先生: What is today’s question?
ロボホン: Today’s question is……”What color do I like?”
先生: His question is “What color do I like?”. What do you think?
児童: Red.
児童: Blue.
児童: Purple.
児童: Light green.
先生: OK. Today’s leaders, please come to the front and ask “Do you like ~?”

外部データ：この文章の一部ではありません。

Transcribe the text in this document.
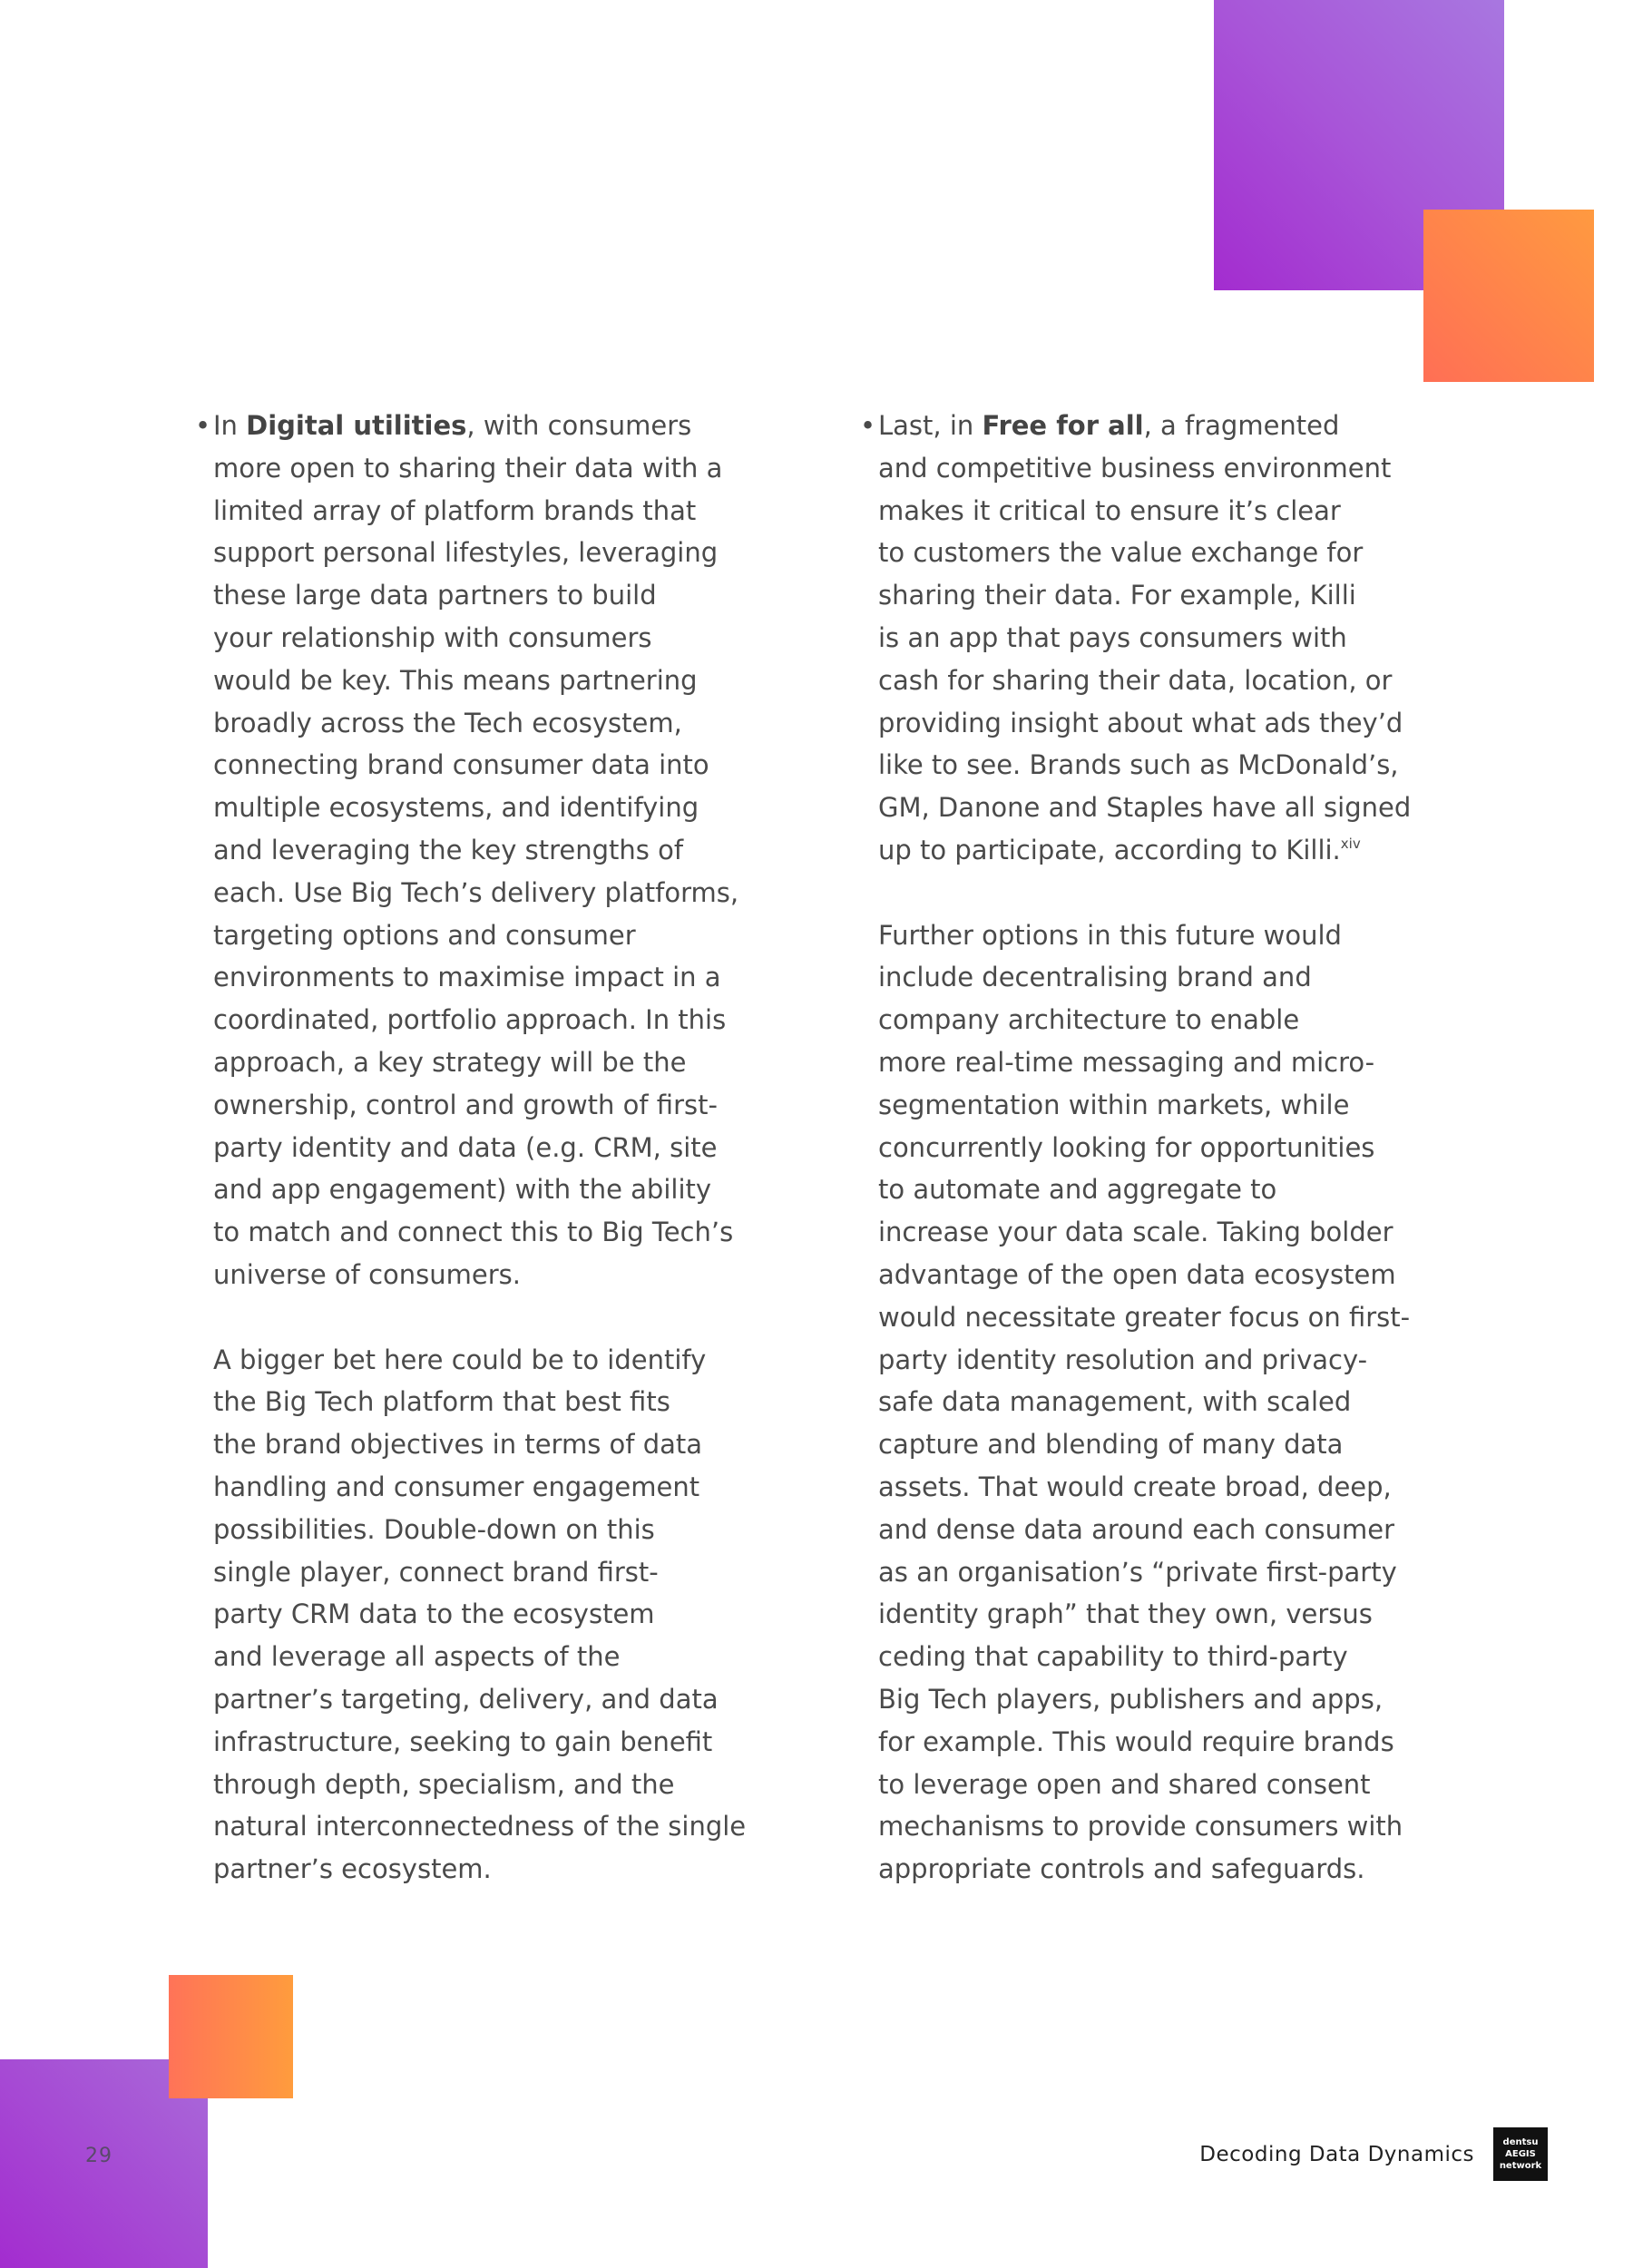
• In Digital utilities, with consumers
more open to sharing their data with a
limited array of platform brands that
support personal lifestyles, leveraging
these large data partners to build
your relationship with consumers
would be key. This means partnering
broadly across the Tech ecosystem,
connecting brand consumer data into
multiple ecosystems, and identifying
and leveraging the key strengths of
each. Use Big Tech’s delivery platforms,
targeting options and consumer
environments to maximise impact in a
coordinated, portfolio approach. In this
approach, a key strategy will be the
ownership, control and growth of first-
party identity and data (e.g. CRM, site
and app engagement) with the ability
to match and connect this to Big Tech’s
universe of consumers.
A bigger bet here could be to identify
the Big Tech platform that best fits
the brand objectives in terms of data
handling and consumer engagement
possibilities. Double-down on this
single player, connect brand first-
party CRM data to the ecosystem
and leverage all aspects of the
partner’s targeting, delivery, and data
infrastructure, seeking to gain benefit
through depth, specialism, and the
natural interconnectedness of the single
partner’s ecosystem.
• Last, in Free for all, a fragmented
and competitive business environment
makes it critical to ensure it’s clear
to customers the value exchange for
sharing their data. For example, Killi
is an app that pays consumers with
cash for sharing their data, location, or
providing insight about what ads they’d
like to see. Brands such as McDonald’s,
GM, Danone and Staples have all signed
up to participate, according to Killi.$^{xiv}$
Further options in this future would
include decentralising brand and
company architecture to enable
more real-time messaging and micro-
segmentation within markets, while
concurrently looking for opportunities
to automate and aggregate to
increase your data scale. Taking bolder
advantage of the open data ecosystem
would necessitate greater focus on first-
party identity resolution and privacy-
safe data management, with scaled
capture and blending of many data
assets. That would create broad, deep,
and dense data around each consumer
as an organisation’s “private first-party
identity graph” that they own, versus
ceding that capability to third-party
Big Tech players, publishers and apps,
for example. This would require brands
to leverage open and shared consent
mechanisms to provide consumers with
appropriate controls and safeguards.
29	Decoding Data Dynamics
dentsu
AEGIS
network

児童(Leaders): Do you like red?
ロボホン: Hmm. No, I don’t.【条件1】
児童(Leaders): Do you like orange?
R: No, I don’t. But it’s close!【条件2:少し惜しい】
児童(Leaders): Do you like yellow?
ロボホン: Oh, it’s close too! This is the color of teddy bears.【条件3:かなり惜しい】
児童(Leaders): Do you like beige?
R: Wow! Yes, I do. I like beige. Who likes beige?【条件4:正解】
児童: Me!
ロボホン: Thank you for asking me a lot of questions. I want to know about your favorite colors next time! Bye!

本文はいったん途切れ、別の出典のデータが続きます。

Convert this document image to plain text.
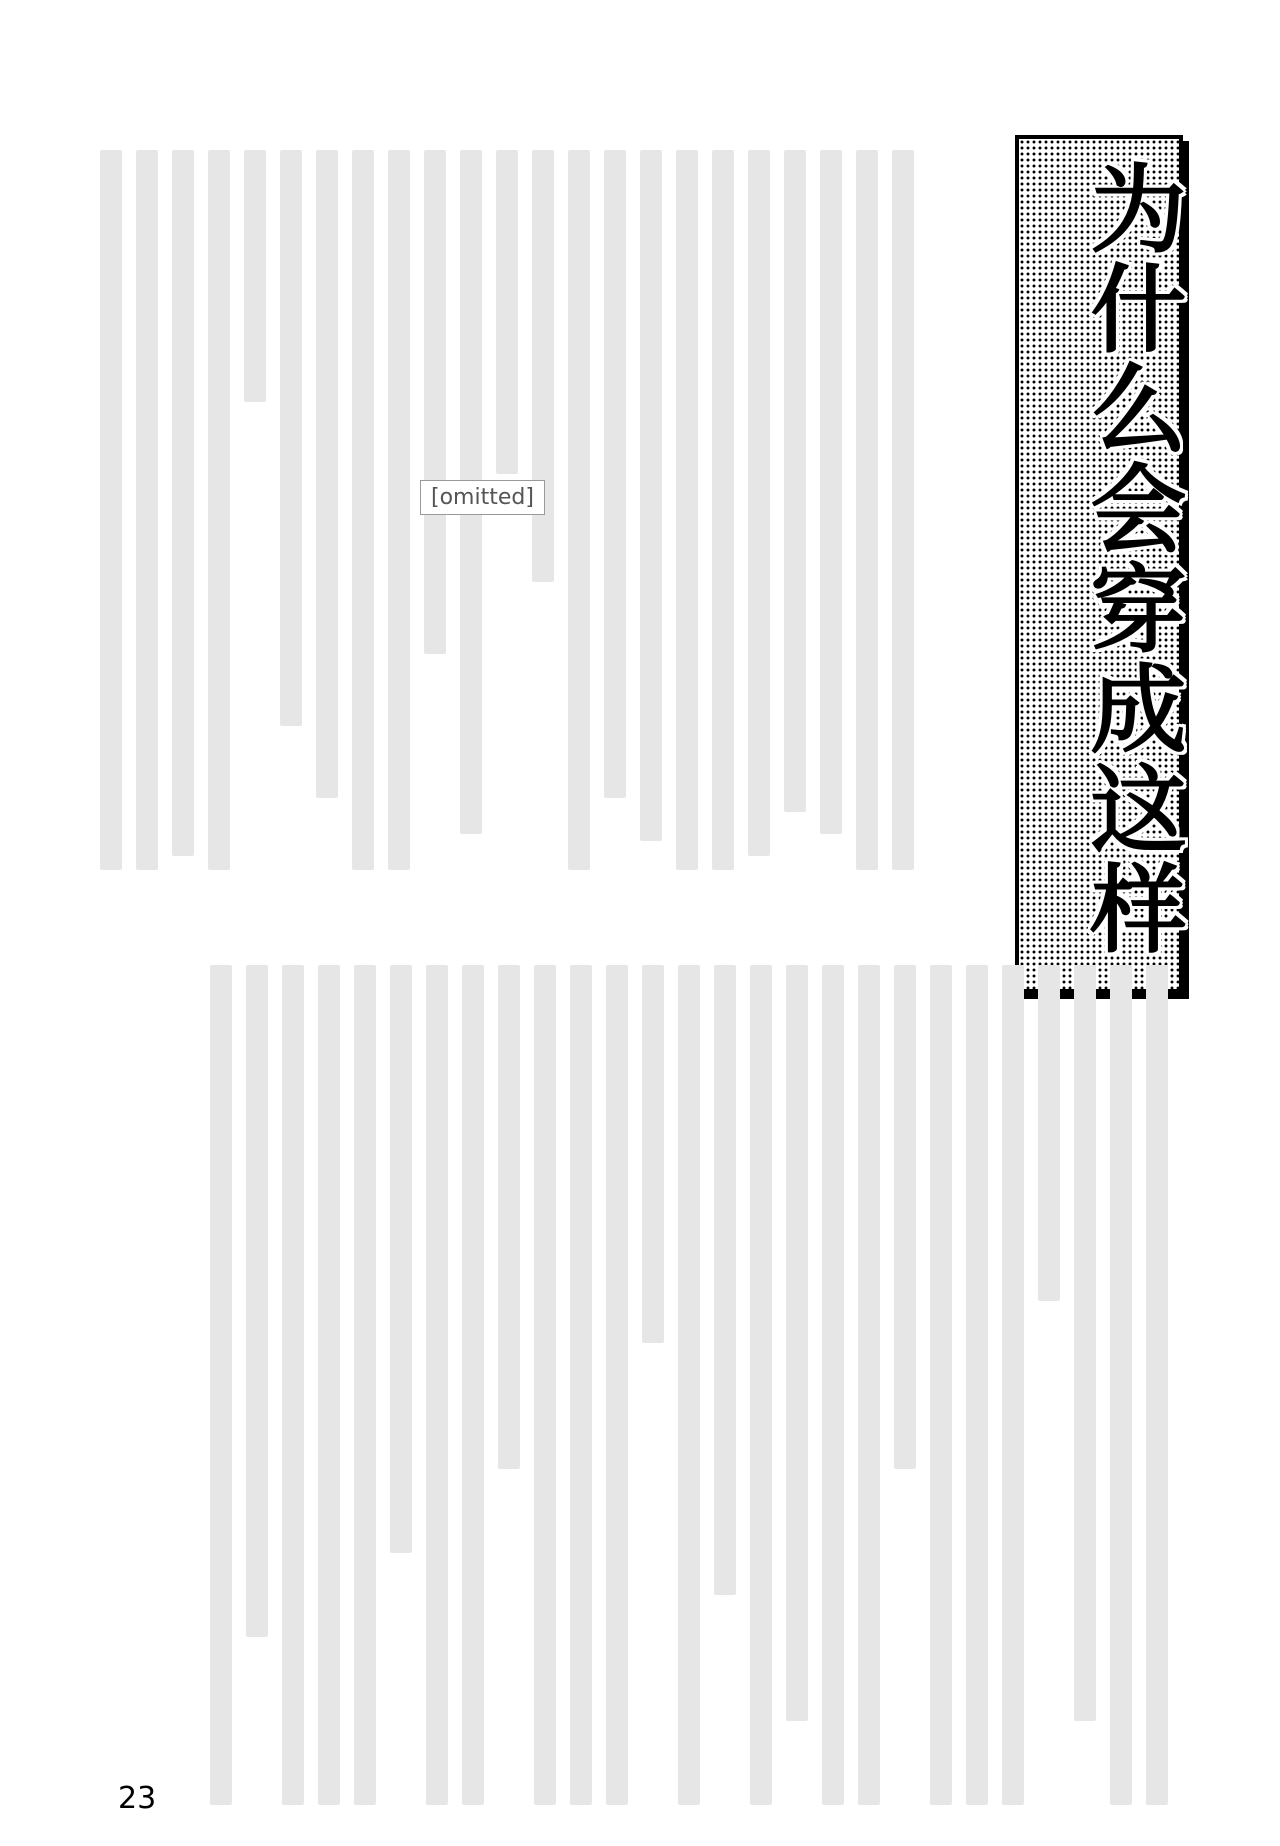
为什么会穿成这样
[omitted]
23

1回目の授業のロボホンには、児童の発話に応じて、条件1から条件4の分岐をプログラミングしました。しかし、ロボホンの子どもの声の音声認識精度が低いことが災いして、何度も聞き返す場面があり、予定より時間を要してしまいました。よって、2回目の授業では、音声認識で条件分岐するのではなく、先生が手元のタブレットで条件分岐操作できるように改善しました。その結果、児童の音声や発言タイミングによらず、自然に授業が進行して、この教材の利用可能性が認められました。

児童の反応

授業の最後に児童に感想を聞いたところ、半数以上の児童が「楽しかった」と答えました。1回目の授業のときには、音声認識が悪くて、スムーズな対話ができなかったことにもどかしさを感じた児童もいたようですが、2回目の授業では、そのようなストレスがなくなったようです。年齢や誕生日、出身地など、次にロボホンに聞いてみたい質問がいろいろ出てきました。
ロボホンと対話する機会がまたあるのだったら、How old are you?, When is your birthday?, Where are you from?など、自発的に英語の言い方を予習してくる児童も出てくるのではないか、と先生は話していました。ロボホンという話す対象がいることで、話してみたいという意欲向上につながったようです。